The recorded 16.6% decline in the third quarter, compared with the same period last year, eclipsed the previous record of 15.1% set during the second quarter. Prices in Case-Shiller’s separate index of 10 major cities fell a record 18.6%, while its 20-city index dropped a record 17.4%.
These indexes are released on the last Tuesday of each month, and they track sales and resales of individual houses, wherein the losses or gains correspond to actual price changes. With foreclosures soaring at record rates, the economic picture dimming and job losses ramping up, all the elements were in place to push prices lower.
Since May, Case-Shiller’s national monthly declines have rested around 1 percent, with observers speculating that the markets were approaching a bottom, months back.
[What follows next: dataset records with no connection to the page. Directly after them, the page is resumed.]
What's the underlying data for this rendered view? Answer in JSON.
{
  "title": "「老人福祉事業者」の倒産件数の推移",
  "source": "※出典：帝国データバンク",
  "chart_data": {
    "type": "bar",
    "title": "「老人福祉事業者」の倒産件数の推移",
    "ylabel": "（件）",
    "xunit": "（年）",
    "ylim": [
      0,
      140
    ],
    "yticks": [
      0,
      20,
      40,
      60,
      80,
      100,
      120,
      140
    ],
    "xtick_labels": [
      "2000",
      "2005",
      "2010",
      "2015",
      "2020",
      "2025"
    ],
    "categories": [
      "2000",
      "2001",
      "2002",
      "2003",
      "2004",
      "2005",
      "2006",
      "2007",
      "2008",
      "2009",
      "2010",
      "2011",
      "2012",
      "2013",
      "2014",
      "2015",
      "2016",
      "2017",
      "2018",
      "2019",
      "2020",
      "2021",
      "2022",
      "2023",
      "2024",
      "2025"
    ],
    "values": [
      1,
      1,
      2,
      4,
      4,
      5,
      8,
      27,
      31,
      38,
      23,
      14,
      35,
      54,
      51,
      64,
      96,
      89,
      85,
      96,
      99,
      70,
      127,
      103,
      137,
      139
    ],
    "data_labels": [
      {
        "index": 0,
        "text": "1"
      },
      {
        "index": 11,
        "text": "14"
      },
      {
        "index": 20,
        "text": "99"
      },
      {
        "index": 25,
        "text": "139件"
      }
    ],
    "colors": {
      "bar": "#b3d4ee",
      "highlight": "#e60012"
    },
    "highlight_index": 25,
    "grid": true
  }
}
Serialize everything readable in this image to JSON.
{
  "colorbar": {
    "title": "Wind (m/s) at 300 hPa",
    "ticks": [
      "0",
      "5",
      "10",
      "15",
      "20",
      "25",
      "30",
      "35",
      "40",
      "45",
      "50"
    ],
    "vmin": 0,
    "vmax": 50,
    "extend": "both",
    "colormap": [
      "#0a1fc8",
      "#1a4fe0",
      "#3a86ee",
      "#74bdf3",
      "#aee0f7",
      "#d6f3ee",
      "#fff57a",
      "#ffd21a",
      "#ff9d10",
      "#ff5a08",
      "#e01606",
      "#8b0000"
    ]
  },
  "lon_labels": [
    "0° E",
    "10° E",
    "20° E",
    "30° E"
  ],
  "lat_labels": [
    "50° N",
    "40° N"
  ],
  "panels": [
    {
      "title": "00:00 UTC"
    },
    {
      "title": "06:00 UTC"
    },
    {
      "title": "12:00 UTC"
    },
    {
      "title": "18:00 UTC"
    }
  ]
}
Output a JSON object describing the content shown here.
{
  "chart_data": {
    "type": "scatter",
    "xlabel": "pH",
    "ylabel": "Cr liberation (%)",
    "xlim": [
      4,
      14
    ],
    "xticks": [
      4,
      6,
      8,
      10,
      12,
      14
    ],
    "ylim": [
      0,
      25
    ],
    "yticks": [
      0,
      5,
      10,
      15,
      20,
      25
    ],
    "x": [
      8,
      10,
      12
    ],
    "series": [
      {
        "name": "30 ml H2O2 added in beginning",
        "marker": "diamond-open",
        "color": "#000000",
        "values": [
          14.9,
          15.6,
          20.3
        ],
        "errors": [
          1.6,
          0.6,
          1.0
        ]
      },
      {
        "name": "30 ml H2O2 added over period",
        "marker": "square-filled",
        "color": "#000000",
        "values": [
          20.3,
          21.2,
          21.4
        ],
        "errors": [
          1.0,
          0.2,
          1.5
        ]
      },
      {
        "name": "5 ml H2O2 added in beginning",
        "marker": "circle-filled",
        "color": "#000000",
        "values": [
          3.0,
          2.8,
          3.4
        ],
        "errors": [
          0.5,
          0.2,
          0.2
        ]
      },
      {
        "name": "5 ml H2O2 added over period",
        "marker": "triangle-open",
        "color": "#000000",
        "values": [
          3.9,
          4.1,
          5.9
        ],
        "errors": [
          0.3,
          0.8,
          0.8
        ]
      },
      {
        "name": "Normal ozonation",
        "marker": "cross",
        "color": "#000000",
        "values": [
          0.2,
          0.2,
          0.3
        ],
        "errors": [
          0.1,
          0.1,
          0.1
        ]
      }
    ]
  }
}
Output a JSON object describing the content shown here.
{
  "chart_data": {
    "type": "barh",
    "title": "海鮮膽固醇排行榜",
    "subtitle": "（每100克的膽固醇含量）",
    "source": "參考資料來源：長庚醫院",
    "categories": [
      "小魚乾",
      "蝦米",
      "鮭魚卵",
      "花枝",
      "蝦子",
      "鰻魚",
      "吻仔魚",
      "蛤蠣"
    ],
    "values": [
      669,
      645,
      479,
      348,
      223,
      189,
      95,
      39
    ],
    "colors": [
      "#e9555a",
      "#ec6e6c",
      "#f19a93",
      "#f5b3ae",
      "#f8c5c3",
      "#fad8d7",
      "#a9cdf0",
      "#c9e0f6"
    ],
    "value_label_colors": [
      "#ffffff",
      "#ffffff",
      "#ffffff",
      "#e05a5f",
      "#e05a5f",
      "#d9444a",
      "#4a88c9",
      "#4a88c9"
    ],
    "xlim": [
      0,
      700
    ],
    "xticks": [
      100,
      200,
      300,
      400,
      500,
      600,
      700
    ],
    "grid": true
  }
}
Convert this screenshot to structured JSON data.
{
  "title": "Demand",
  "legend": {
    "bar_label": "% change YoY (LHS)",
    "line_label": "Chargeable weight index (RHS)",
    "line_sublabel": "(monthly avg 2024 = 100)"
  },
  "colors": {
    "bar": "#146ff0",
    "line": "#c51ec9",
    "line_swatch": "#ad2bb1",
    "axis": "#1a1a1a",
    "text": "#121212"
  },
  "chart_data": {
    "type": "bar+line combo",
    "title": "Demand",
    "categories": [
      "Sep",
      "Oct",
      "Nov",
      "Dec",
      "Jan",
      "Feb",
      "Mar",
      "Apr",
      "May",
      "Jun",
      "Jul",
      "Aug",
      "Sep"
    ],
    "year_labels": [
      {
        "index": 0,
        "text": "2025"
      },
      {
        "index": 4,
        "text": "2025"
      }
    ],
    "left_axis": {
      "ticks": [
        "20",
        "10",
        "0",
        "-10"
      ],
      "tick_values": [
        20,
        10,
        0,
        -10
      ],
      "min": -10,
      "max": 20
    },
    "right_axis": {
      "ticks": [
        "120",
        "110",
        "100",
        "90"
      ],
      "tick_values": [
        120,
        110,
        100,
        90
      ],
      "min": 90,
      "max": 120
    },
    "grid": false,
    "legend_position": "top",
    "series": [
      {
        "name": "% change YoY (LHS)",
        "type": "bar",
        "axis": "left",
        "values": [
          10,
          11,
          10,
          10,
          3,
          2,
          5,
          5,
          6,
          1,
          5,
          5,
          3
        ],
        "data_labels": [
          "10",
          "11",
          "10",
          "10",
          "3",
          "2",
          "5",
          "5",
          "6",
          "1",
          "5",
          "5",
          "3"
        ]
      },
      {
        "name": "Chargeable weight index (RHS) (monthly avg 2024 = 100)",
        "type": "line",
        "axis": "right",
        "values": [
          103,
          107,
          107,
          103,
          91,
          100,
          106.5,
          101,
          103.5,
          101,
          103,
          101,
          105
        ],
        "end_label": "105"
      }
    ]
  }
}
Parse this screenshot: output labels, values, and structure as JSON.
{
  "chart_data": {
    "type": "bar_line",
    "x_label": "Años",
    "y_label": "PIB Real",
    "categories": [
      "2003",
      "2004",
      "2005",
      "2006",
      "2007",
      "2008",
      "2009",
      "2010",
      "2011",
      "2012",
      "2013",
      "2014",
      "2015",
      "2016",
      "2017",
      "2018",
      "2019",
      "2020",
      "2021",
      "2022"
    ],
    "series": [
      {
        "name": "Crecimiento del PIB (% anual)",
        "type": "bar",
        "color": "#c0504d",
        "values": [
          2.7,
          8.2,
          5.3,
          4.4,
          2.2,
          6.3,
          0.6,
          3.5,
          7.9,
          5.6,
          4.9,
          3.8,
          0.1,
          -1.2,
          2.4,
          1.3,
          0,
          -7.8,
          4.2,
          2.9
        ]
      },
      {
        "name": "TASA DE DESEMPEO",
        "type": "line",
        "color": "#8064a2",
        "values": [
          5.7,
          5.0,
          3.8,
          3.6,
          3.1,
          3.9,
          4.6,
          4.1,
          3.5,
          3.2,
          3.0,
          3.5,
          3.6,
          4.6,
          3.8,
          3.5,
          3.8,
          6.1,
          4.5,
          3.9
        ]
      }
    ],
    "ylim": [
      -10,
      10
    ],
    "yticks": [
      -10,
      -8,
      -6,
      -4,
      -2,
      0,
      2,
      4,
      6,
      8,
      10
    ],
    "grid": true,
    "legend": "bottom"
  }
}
In Tuesday’s report, the declines were 1.9 percent for the 10-city index, and 1.8 percent for the 20-city index. The change is not large and could in part reflect seasonal home-buying patterns, which typically slow down at the end of summer.
Susan Wachter, professor of real estate at the University of Pennsylvania’s Wharton School of Business, said: “The key point is we do not yet see a deceleration. This is another historic decline and the drivers are still pointing down.”
Standard & Poor’s expects it will take at least until the middle of next year before the housing market bottoms outs and until 2010 before prices begin to climb.